Financial advisors say that there are ways to satisfy required minimum distribution requirements efficiently, so that the legal requirement works to a client’s benefit.
Distributions from individual retirement accounts and other qualified plans have to begin when the owner turns age 70-1/2 or after a spouse of beneficiary inherits a qualified investment.
But satisfying the tax law can also be used as part of a strategy to make a client’s retirement portfolio more efficient, say planners.
For instance, while RMDs are required on the total amount of all IRA accounts held by a client, that total can be taken from any account or combination of accounts, according to Warren Ward, a certified financial planner with Warren Ward Associates, Columbus, Ind.
An advisor can recommend that the RMD be taken from the “least suitable account, perhaps an IRA annuity with lots of internal costs and significant surrender charges,” he says. The reason, Ward explains, is that charges are usually waived in the case of RMDs.
When a client turns age 70-1/2, an RMD can be taken that year or by April 1 of the following year, points out Jeremy Portnoff, a certified financial planner with Portnoff Financial LLC, Westfield, N.J. But if the RMD is delayed until the following year, another RMD must be taken for that year, for a total of 2 RMDs, he says.
Consequently, a client’s income in the following year and the possible tax consequences if the client is pushed into a higher tax bracket must be considered before a decision is made, Portnoff says. If the client is pushed into a higher bracket, more of the client’s Social Security benefits may be taxable, he says.
“There is a nasty interplay of RMD and Social Security payments that can affect clients whose primary income is Social Security and medium-sized IRAs,” says Tom Davison, a certified financial planner with Summit Financial Strategies, Columbus, Ohio.
The interplay, he explains, is when single clients are pushed into an effective marginal rate of 46% for federal taxes and married couples who file jointly end up in the 28% tax bracket rather than the 15% bracket.
But one good tax planning feature about the RMD is that the client can withhold any amount needed for tax purposes from the IRA distribution, Davison says.
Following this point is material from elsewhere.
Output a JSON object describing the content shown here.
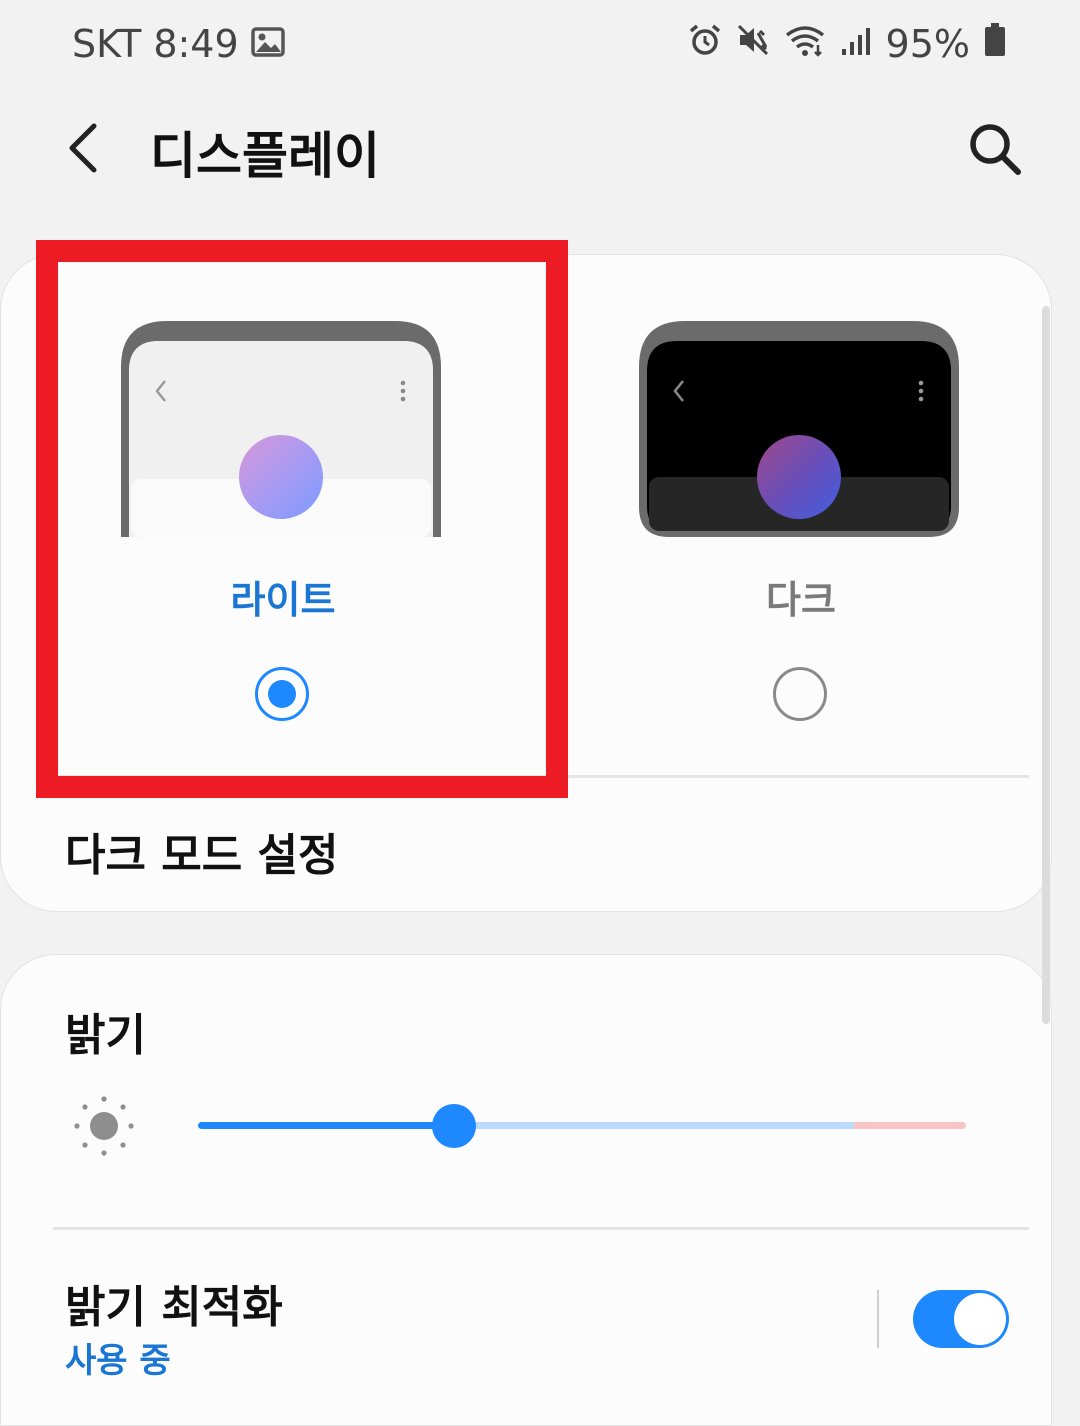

“For example, you could do a $1,000 distribution, and have the entire amount withheld for federal taxes. So you would receive $0 in your hands, but the Internal Revenue Service (or your state) would receive $1,000,” he says. “The entire $1,000 counts towards your RMD, whether none, some, or all is withheld.”
In fact, he says, withholding is more useful than doing estimated tax payments. That’s because withholding can happen any time in the year, but estimated tax payments are matched up with income during each quarter, Davison explains. “So withholding can get you out of an under-withholding penalty that an estimated tax payment can’t.”